Rawhide Or Pigskin? Dual Threats Like Matt Szczur Face A Decision

  • Wednesday, January 19, 2011 11:10 AM
  • Written By: Andrew Simon


Back in December, I happened to be at an FCS playoff game between Villanova and Appalachian State, and watched as the Wildcats' Matt Szczur torched the Mountaineers for five touchdowns. It was the kind of performance that certainly would have gotten the attention of any NFL scouts in attendance.

As it turns out, those scouts would have been wasting their time. Szczur, a fast, elusive wide receiver/running back, turned down a chance at the NFL Draft, and has chosen a career in pro baseball. The Cubs' fifth-round pick in 2010 played well in his first minor league season last summer, and Baseball America recently ranked him as the Cubs' seventh-best prospect and their system's fastest baserunner and best athlete. By committing to baseball ahead of the team's Feb. 10 deadline, Szczur gets an extra $500,000 payment but forfeits the chance to play in the upcoming Senior Bowl and get a better sense of his NFL Draft stock.

Szczur's choice is one that is hardly unique. Every year high school kids choose between pro baseball and college football, and college kids choose between pro baseball and the NFL. Occasionally someone will try to do both, and more often, someone will try one, flame out, then go back to the other.
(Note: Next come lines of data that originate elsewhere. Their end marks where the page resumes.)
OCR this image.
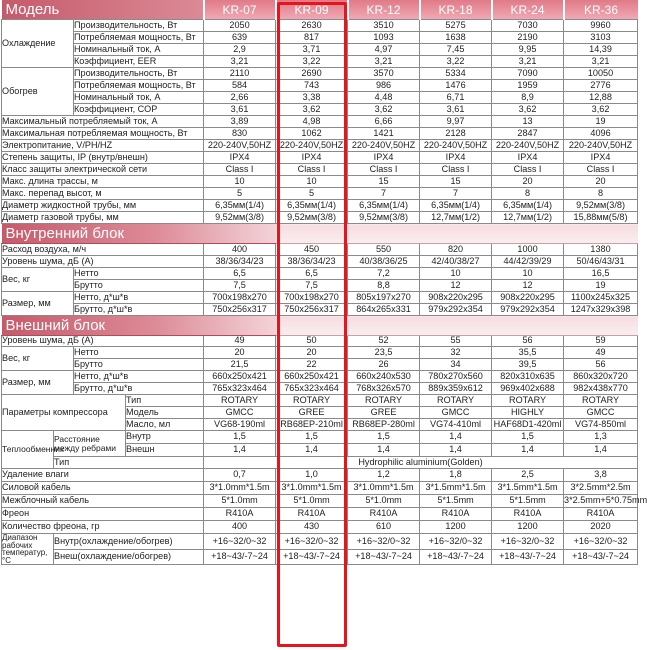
Модель				KR-07	KR-09	KR-12	KR-18	KR-24	KR-36
Охлаждение		Производительность, Вт		2050	2630	3510	5275	7030	9960
		Потребляемая мощность, Вт		639	817	1093	1638	2190	3103
		Номинальный ток, А		2,9	3,71	4,97	7,45	9,95	14,39
		Коэффициент, EER		3,21	3,22	3,21	3,22	3,21	3,21
Обогрев		Производительность, Вт		2110	2690	3570	5334	7090	10050
		Потребляемая мощность, Вт		584	743	986	1476	1959	2776
		Номинальный ток, А		2,66	3,38	4,48	6,71	8,9	12,88
		Коэффициент, COP		3,61	3,62	3,62	3,61	3,62	3,62
Максимальный потребляемый ток, А				3,89	4,98	6,66	9,97	13	19
Максимальная потребляемая мощность, Вт				830	1062	1421	2128	2847	4096
Электропитание, V/PH/HZ				220-240V,50HZ	220-240V,50HZ	220-240V,50HZ	220-240V,50HZ	220-240V,50HZ	220-240V,50HZ
Степень защиты, IP (внутр/внешн)				IPX4	IPX4	IPX4	IPX4	IPX4	IPX4
Класс защиты электрической сети				Class I	Class I	Class I	Class I	Class I	Class I
Макс. длина трассы, м				10	10	15	15	20	20
Макс. перепад высот, м				5	5	7	7	8	8
Диаметр жидкостной трубы, мм				6,35мм(1/4)	6,35мм(1/4)	6,35мм(1/4)	6,35мм(1/4)	6,35мм(1/4)	9,52мм(3/8)
Диаметр газовой трубы, мм				9,52мм(3/8)	9,52мм(3/8)	9,52мм(3/8)	12,7мм(1/2)	12,7мм(1/2)	15,88мм(5/8)
Внутренний блок									
Расход воздуха, м/ч				400	450	550	820	1000	1380
Уровень шума, дБ (А)				38/36/34/23	38/36/34/23	40/38/36/25	42/40/38/27	44/42/39/29	50/46/43/31
Вес, кг		Нетто		6,5	6,5	7,2	10	10	16,5
		Брутто		7,5	7,5	8,8	12	12	19
Размер, мм		Нетто, д*ш*в		700x198x270	700x198x270	805x197x270	908x220x295	908x220x295	1100x245x325
		Брутто, д*ш*в		750x256x317	750x256x317	864x265x331	979x292x354	979x292x354	1247x329x398
Внешний блок									
Уровень шума, дБ (А)				49	50	52	55	56	59
Вес, кг		Нетто		20	20	23,5	32	35,5	49
		Брутто		21,5	22	26	34	39,5	56
Размер, мм		Нетто, д*ш*в		660x250x421	660x250x421	660x240x530	780x270x560	820x310x635	860x320x720
		Брутто, д*ш*в		765x323x464	765x323x464	768x326x570	889x359x612	969x402x688	982x438x770
Параметры компрессора			Тип	ROTARY	ROTARY	ROTARY	ROTARY	ROTARY	ROTARY
			Модель	GMCC	GREE	GREE	GMCC	HIGHLY	GMCC
			Масло, мл	VG68-190ml	RB68EP-210ml	RB68EP-280ml	VG74-410ml	HAF68D1-420ml	VG74-850ml
Теплообменник	Расстояние между ребрами		Внутр	1,5	1,5	1,5	1,4	1,5	1,3
			Внешн	1,4	1,4	1,4	1,4	1,4	1,4
	Тип			Hydrophilic aluminium(Golden)					
Удаление влаги				0,7	1,0	1,2	1,8	2,5	3,8
Силовой кабель				3*1.0mm*1.5m	3*1.0mm*1.5m	3*1.0mm*1.5m	3*1.5mm*1.5m	3*1.5mm*1.5m	3*2.5mm*2.5m
Межблочный кабель				5*1.0mm	5*1.0mm	5*1.0mm	5*1.5mm	5*1.5mm	3*2.5mm+5*0.75mm
Фреон				R410A	R410A	R410A	R410A	R410A	R410A
Количество фреона, гр				400	430	610	1200	1200	2020
Диапазон рабочих температур,°С	Внутр(охлаждение/обогрев)			+16~32/0~32	+16~32/0~32	+16~32/0~32	+16~32/0~32	+16~32/0~32	+16~32/0~32
	Внеш(охлаждение/обогрев)			+18~43/-7~24	+18~43/-7~24	+18~43/-7~24	+18~43/-7~24	+18~43/-7~24	+18~43/-7~24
In some cases, the choice is heavily tilted in one direction based on talent. If you're much better at one sport than the other, there's probably not much of a choice to be made.

But what if your talents are roughly equal? Here is a list of the advantages of each of the two choices, as I see it.

-- Immediate gratification: I think this is a huge one. If you choose football out of high school, you've got three or four years of college -- and college football has a much higher profile than minor league baseball -- and then you enter the NFL Draft. If you choose football out of college, you go right to the pros. With baseball, you're looking at a few years riding buses in the minors, except in rare cases of extremely polished college players. And the vast majority of minor league players never make it to The Show.

-- The "Cool Factor": Although I enjoy the NFL and college football, I'm a baseball guy at heart. But that doesn't mean I have my head in the sand and can't see that football clearly has eclipsed baseball as the national sport. The players making these decisions are of a generation that, in general, finds football much more appealing.

-- Fame: A big-market star like Derek Jeter is extremely famous, and a transcendent player like Albert Pujols can haul in his share of endorsements. But in general, I think NFL stars are better known these days despite playing under a helmet and behind a facemask.

-- Career length: Making it to the big leagues is difficult. But once you make it, you're likely to have a longer career than if you made it into the NFL. Recent studies have pegged the average NFL career at about 3.5 years and the average MLB career at about 5.6 years.

-- $$$: While you're playing longer, you'll probably be making more money, too. The NFL has a minimum salary of about $300,000 and an average salary of $770,000. In MLB, the minimum is about $400,000 and the average is better than $3.3 million.

-- Job Security: Once you sign a major league contract, that money is yours, unless you do something extreme and bizarre enough to have it voided. NFL players, on the other hand, are disposable. You get your signing bonus, but if you're cut, the team avoids paying most of the rest of your contract.

-- Post-career quality of life: Obviously, you can get hurt playing baseball. There are a lot of former players walking around with bum knees or arms they can't lift above their shoulder. Even concussions have become more of a known issue in the last year or two. But just as obviously, serious injuries are much more of an issue in a contact sport like football. Guys who play a long time in the NFL, particularly at positions like running back that require frequent collisions, often end up incapacitated at frighteningly young ages. And you don't have to look far to find horror stories involving the repercussions of head injuries.

There might be more factors at play, but I think these are the significant ones. Personally I would make the same choice as Szczur, but what about you?